Protect the people of Zimbabwe

Brussels, 30 June 2005: The international community must take bold new action to address the worsening crisis in Zimbabwe.
The government's blitz campaign to evict people from their homes or markets -- called Operation Murambatsvina, or "Drive Out Rubbish" -- has left over 300,000 persons homeless and has exacerbated an already dire humanitarian situation.

"This campaign flies in the face of the government's obligations to protect its citizens", says Crisis Group President Gareth Evans. "It provides the gravest proof yet that the situation in Zimbabwe requires more effective international engagement".

In letters to African and international leaders (full text below), Evans describes the steps the international community must now take.

Leaders must strongly condemn and demand an immediate end to the mass forced evictions; demand unrestricted access for humanitarian aid; harmonize, strengthen, and enforce targeted sanctions; create a joint task force to examine the flow of assets associated with senior ruling ZANU-PF party figures; support the new UN Envoy, Anna Kajumulo Tibaijuka; support an International Commission of Inquiry to investigate the use of food and shelter as political weapons; and insist on respect for the rights of refugees and internally displaced persons.

The international community should press the government and ZANU-PF to initiate discussions about a credible transition process leading to democratic reform, restoration of the rule of law and economic recovery.
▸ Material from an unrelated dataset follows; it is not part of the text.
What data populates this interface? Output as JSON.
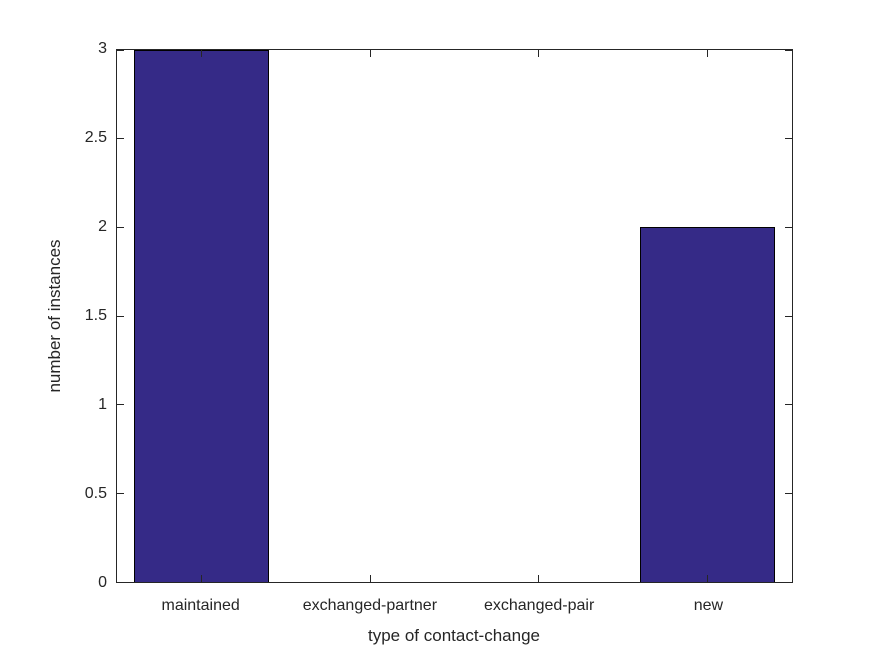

They should also expand and improve assistance to the truly democratic forces in the country.

The U.S. and UK should take the additional step of appointing a Special Envoy for Zimbabwe to tour African capitals and promote a united U.S./UK/African policy response to the situation in Zimbabwe.

"With unemployment already around 70 per cent and food shortages affecting half the population, Zimbabwe is a ticking time bomb", says Evans. "It is time for the international community to step in and protect the people of Zimbabwe".